The biodiversity of Earth as we know it is made up of millions of species—from Baobab trees to narwhals to tiny anemones attached to the ocean floor. But can we think of Earth in a holistic way, as one living entity of its own, instead of the sum of its parts?
This is what John Nelson illustrates in “Breathing Earth,” two animated GIFs he designed to visualize what a year’s worth of Earth’s seasonal transformations look like from outer space. Nelson—a data visualizer who works for software company IDV Solutions—stitched together from NASA’s website 12 cloud-free satellite photographs taken each month over the course of a year. Once the images were put together in a sequence, the mesmerizing animations showed what Nelson describes as “the annual pulse of vegetation and land ice.” (See: “Striking GIFs of Our Breathing Earth.”)
As the climate changes, the planet comes alive. Earth appears to breathe when ice cover grows and melts—in and out, in and out.
“I expected the poles to creep down and encompass lots of the northern hemisphere and I expected the change between green and dry, green and dry,” Nelson said.
“I expected there not to be much change in the southern hemisphere, and this [GIF] illustrates that change,” he added. “But when it came to life in front of me, I still had this ‘Gee, shucks,’ kind of moment.” (Related: “Earth’s Green Places Mapped in High Resolution.”)
The first GIF is taken from a perspective looking down on the planet, with the North Pole directly in the center. White frost radiates out from the top of the globe and creeps south in all directions. It travels through Siberia, Canada, and northern Europe, heading towards the equator located around the circle’s edge, but ends before the top of Africa. The Mediterranean Sea is the visible body of water on the top left hand side, and the Great Lakes make up a small network of dark blue shapes on the land mass to the right.
Nelson also animated a complete map to make sure people can see all reaches of the temperate planet. Beyond the expanding and shrinking ice cover, the annual push and pull of the green wet season and brown dry season are striking—particularly on the African savannah and the coastal areas of Australia.

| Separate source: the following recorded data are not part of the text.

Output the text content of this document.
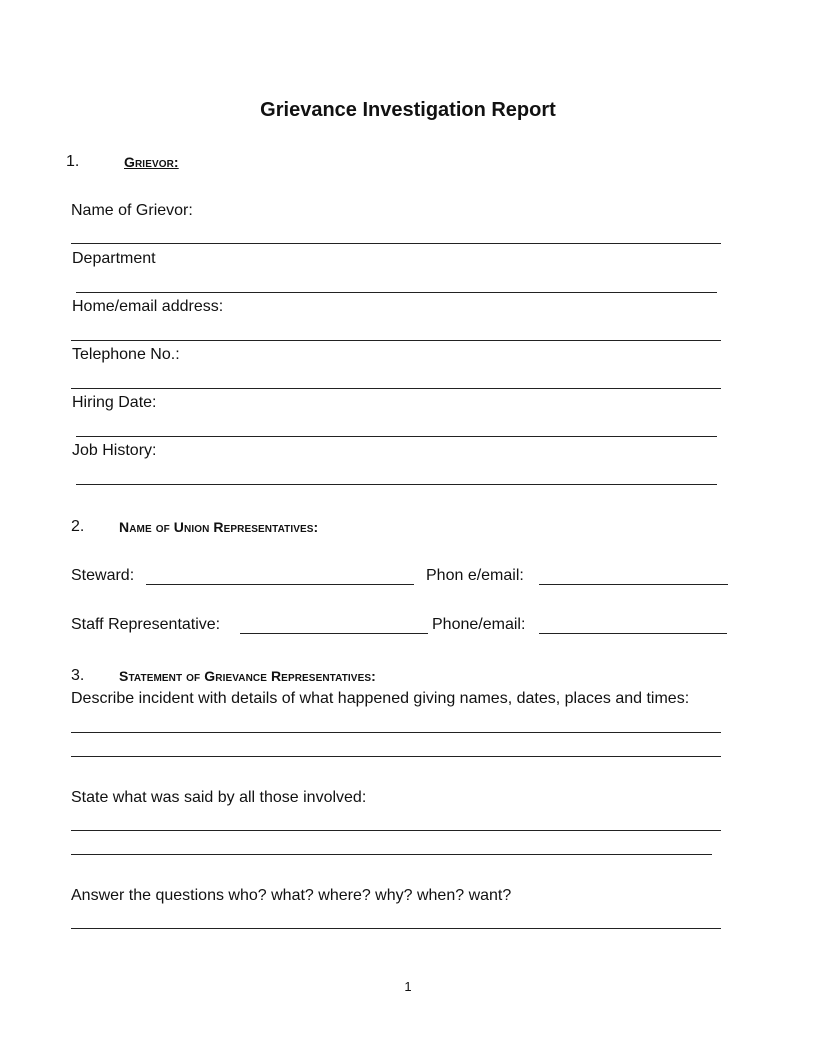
Grievance Investigation Report
1.	Grievor:
Name of Grievor:
Department
Home/email address:
Telephone No.:
Hiring Date:
Job History:
2. Name of Union Representatives:
Steward:	Phon e/email:
Staff Representative:	Phone/email:
3. Statement of Grievance Representatives:
Describe incident with details of what happened giving names, dates, places and times:
State what was said by all those involved:
Answer the questions who? what? where? why? when? want?
1
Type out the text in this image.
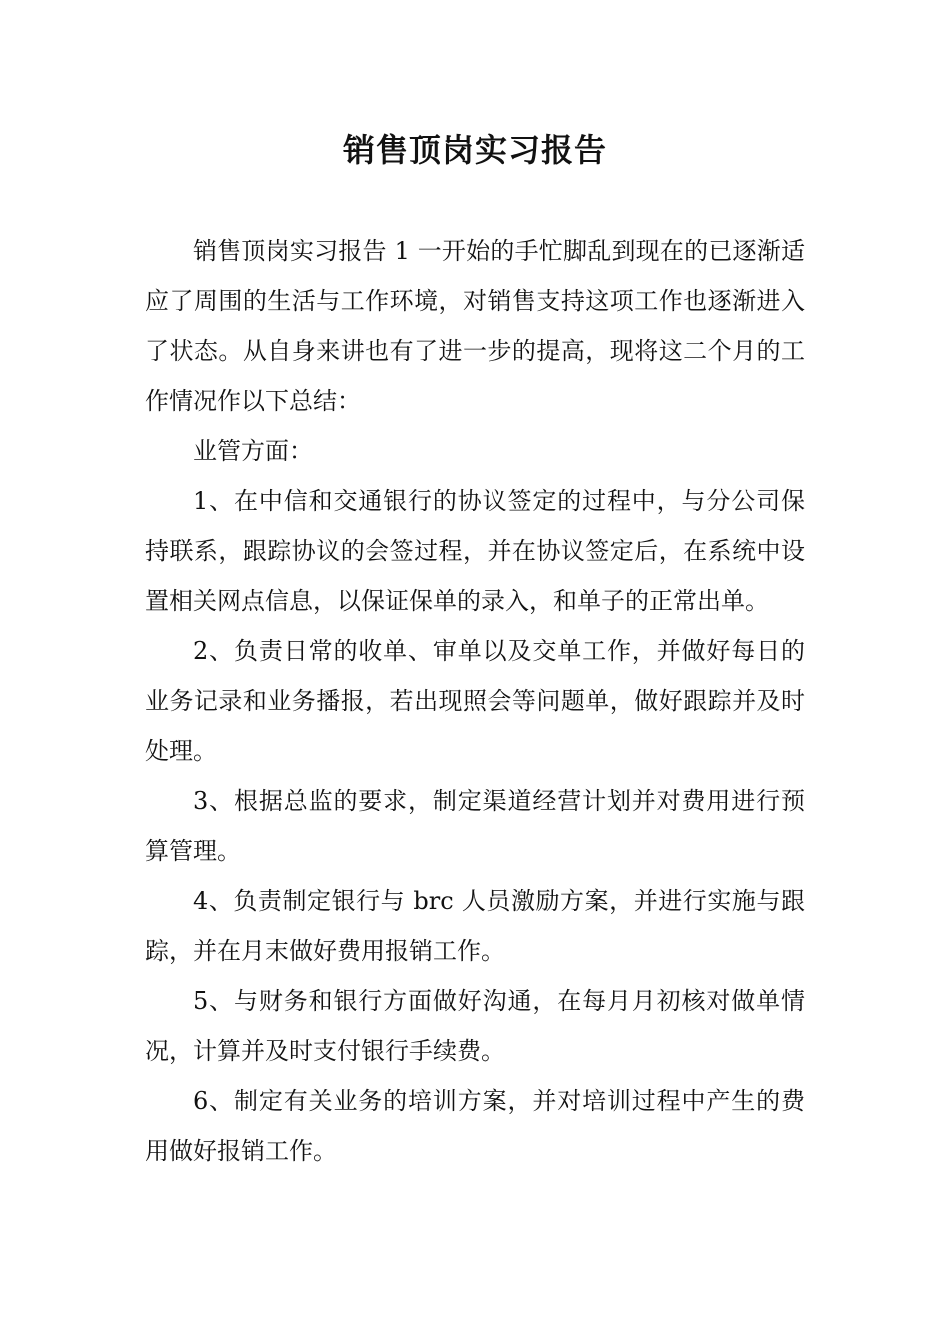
销售顶岗实习报告

销售顶岗实习报告 1 一开始的手忙脚乱到现在的已逐渐适应了周围的生活与工作环境，对销售支持这项工作也逐渐进入了状态。从自身来讲也有了进一步的提高，现将这二个月的工作情况作以下总结：

业管方面：

1、在中信和交通银行的协议签定的过程中，与分公司保持联系，跟踪协议的会签过程，并在协议签定后，在系统中设置相关网点信息，以保证保单的录入，和单子的正常出单。

2、负责日常的收单、审单以及交单工作，并做好每日的业务记录和业务播报，若出现照会等问题单，做好跟踪并及时处理。

3、根据总监的要求，制定渠道经营计划并对费用进行预算管理。

4、负责制定银行与 brc 人员激励方案，并进行实施与跟踪，并在月末做好费用报销工作。

5、与财务和银行方面做好沟通，在每月月初核对做单情况，计算并及时支付银行手续费。

6、制定有关业务的培训方案，并对培训过程中产生的费用做好报销工作。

To Nelson, these GIFS represent the power of data visualization to translate natural phenomena into a format where users can think about information as more than just a muddle of numbers.
“I don’t think I would feel quite the same way about summertime if I didn’t have that long harsh winter to set me up for it,” Nelson said of living in Michigan, a center on his map where stark white intersects the crisp green. “The Earth has this wonderful alternating character to it, and experiencing the changing seasons each year—it’s reassuring.”